譚海 卷之八 枇杷葉湯に昆布毒の事
○天明の比(ころ)より、「京都烏丸(からすまる)枇杷葉湯(びはえふたう)」とて、數人(すにん)、大路を賣(うり)て往來する事、たえず。
箱の内に藥爐(やくろ)を仕(し)つけて、途中にて、往來の人に、のましめ、渡世とす。

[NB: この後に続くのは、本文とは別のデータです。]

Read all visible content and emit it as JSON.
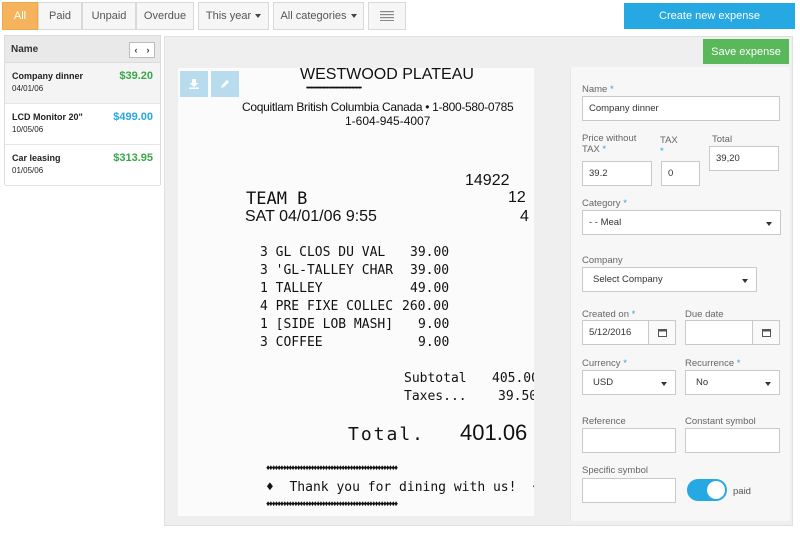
{
  "filters": {
    "status_tabs": [
      "All",
      "Paid",
      "Unpaid",
      "Overdue"
    ],
    "period": "This year",
    "category": "All categories",
    "create_label": "Create new expense"
  },
  "list": {
    "header": "Name",
    "items": [
      {
        "name": "Company dinner",
        "date": "04/01/06",
        "amount": "$39.20",
        "amount_color": "#3aa64a"
      },
      {
        "name": "LCD Monitor 20\"",
        "date": "10/05/06",
        "amount": "$499.00",
        "amount_color": "#26a8e3"
      },
      {
        "name": "Car leasing",
        "date": "01/05/06",
        "amount": "$313.95",
        "amount_color": "#3aa64a"
      }
    ]
  },
  "save_label": "Save expense",
  "receipt": {
    "header_name": "WESTWOOD PLATEAU",
    "dots": "••••••••••••••••••••••••••••••••••••••",
    "address": "Coquitlam British Columbia Canada • 1-800-580-0785",
    "phone": "1-604-945-4007",
    "check_no": "14922",
    "team": "TEAM B",
    "guests": "12",
    "datetime": "SAT 04/01/06 9:55",
    "table": "4",
    "items": [
      {
        "desc": "3 GL CLOS DU VAL",
        "price": "39.00"
      },
      {
        "desc": "3 'GL-TALLEY CHAR",
        "price": "39.00"
      },
      {
        "desc": "1 TALLEY",
        "price": "49.00"
      },
      {
        "desc": "4 PRE FIXE COLLEC",
        "price": "260.00"
      },
      {
        "desc": "1 [SIDE LOB MASH]",
        "price": "9.00"
      },
      {
        "desc": "3 COFFEE",
        "price": "9.00"
      }
    ],
    "subtotal_label": "Subtotal",
    "subtotal": "405.00",
    "taxes_label": "Taxes...",
    "taxes": "39.50",
    "total_label": "Total.",
    "total": "401.06",
    "stars": "♦♦♦♦♦♦♦♦♦♦♦♦♦♦♦♦♦♦♦♦♦♦♦♦♦♦♦♦♦♦♦♦♦♦♦♦♦♦♦♦♦♦♦♦♦♦♦",
    "thanks": "♦  Thank you for dining with us!  ♦"
  },
  "form": {
    "name_label": "Name",
    "name_value": "Company dinner",
    "price_label_1": "Price without",
    "price_label_2": "TAX",
    "price_value": "39.2",
    "tax_label": "TAX",
    "tax_value": "0",
    "total_label": "Total",
    "total_value": "39,20",
    "category_label": "Category",
    "category_value": "- - Meal",
    "company_label": "Company",
    "company_value": "Select Company",
    "created_label": "Created on",
    "created_value": "5/12/2016",
    "due_label": "Due date",
    "due_value": "",
    "currency_label": "Currency",
    "currency_value": "USD",
    "recurrence_label": "Recurrence",
    "recurrence_value": "No",
    "reference_label": "Reference",
    "constant_label": "Constant symbol",
    "specific_label": "Specific symbol",
    "paid_label": "paid",
    "paid_on": true
  }
}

寬政二年七月の比、ある浪人、いとあつきに、たへず、此(この)「びはよふ湯」を呼(よび)て飮けるに、其夜、悶絕して、人心地(ひとごこち)なく、目ばかり、きらめき、臥(ふし)たりしに、召仕(めしつか)へる僕(しもべ)、松前の者にて、驚き怪(あやし)み、
「是は、晝、昆布を料理して喰れたるゆゑ、批杷、のみあはせ、あしく、かく、あたられたる成(なる)べし。」
とて、やがて、昆布の毒をけす藥を、はしり行(ゆき)て調(ととのへ)、歸りて、主人へ飮(のま)せければ、蘇生したり。
仔細を尋(たづね)たるに、
「在所、松前には、枇杷の樹を生(しやう)ぜず。寒國(さむきくに)といへども、昆布の出(いづ)る地には、必(かならず)、生ぜざる。」
よし。
「されば、昆布と枇杷とは、合せ喰(くふ)事を禁じて、恐るゝ事、甚(はなはだ)し。萬一、枇杷、昆布、喰合(くひあは)せて、毒にあたりける時は、『あらめ』を、せんじて飮(のむ)時は、やがて解(かい)する事故(ゆゑ)、心付(こころづき)て、かく、せし。」
と、かたりぬ。
[やぶちゃん注:「枇杷葉湯」枇杷の葉の毛を除いて乾燥させたものに、肉桂や甘茶などを細かく切って混ぜた散薬。また、それを煎じた汁。食傷・暑気あたり・急性痢病などに効くという。京都烏丸に本舗があり、江戸では馬喰町三丁目で山口屋又三郎が販売した。「本家京都烏丸、枇杷葉湯山口屋又三郞」と記した長方形の箱の中に、茶釜・茶碗等を入れ、天秤で担いで、往来で煎じて飲ませた。また、夏期には、烏丸の本舗及び江戸の取次店では、店頭に調製しておいたものを通行人に無料で飲ませた。「からすまる」とも呼ぶ。ここに出る、枇杷葉湯と昆布の禁忌は本当かどうかは、よく判らないが、コンブは、甲状腺疾患(この武士の急性症状は、それを指しているようには見える)を罹患している人の場合、ヨードが非常に多く含まれるため、絶対禁忌とされている。しかし、枇杷葉湯が、さらにヨードを増やすかどうかは、判らない。ただ、甚だ不審なのは、下僕が「あらめ」等毛植物門褐藻綱コンブ目レッソニア科 Lessoniaceae アラメ(荒布)属アラメ Eisenia bicyclis を与えていることである。アラメはヨードが多いんですけど? アラメについては、私の「大和本草卷之八 草之四 海藻類 始動 / 海帶 (アラメ)」及び注のリンク先を、また「昆布」は種が多様なので、是非、「大和本草卷之八 草之四 昆布 (コンブ類)」の私の注を見られたい。因みに私は海藻・海草のフリークである。]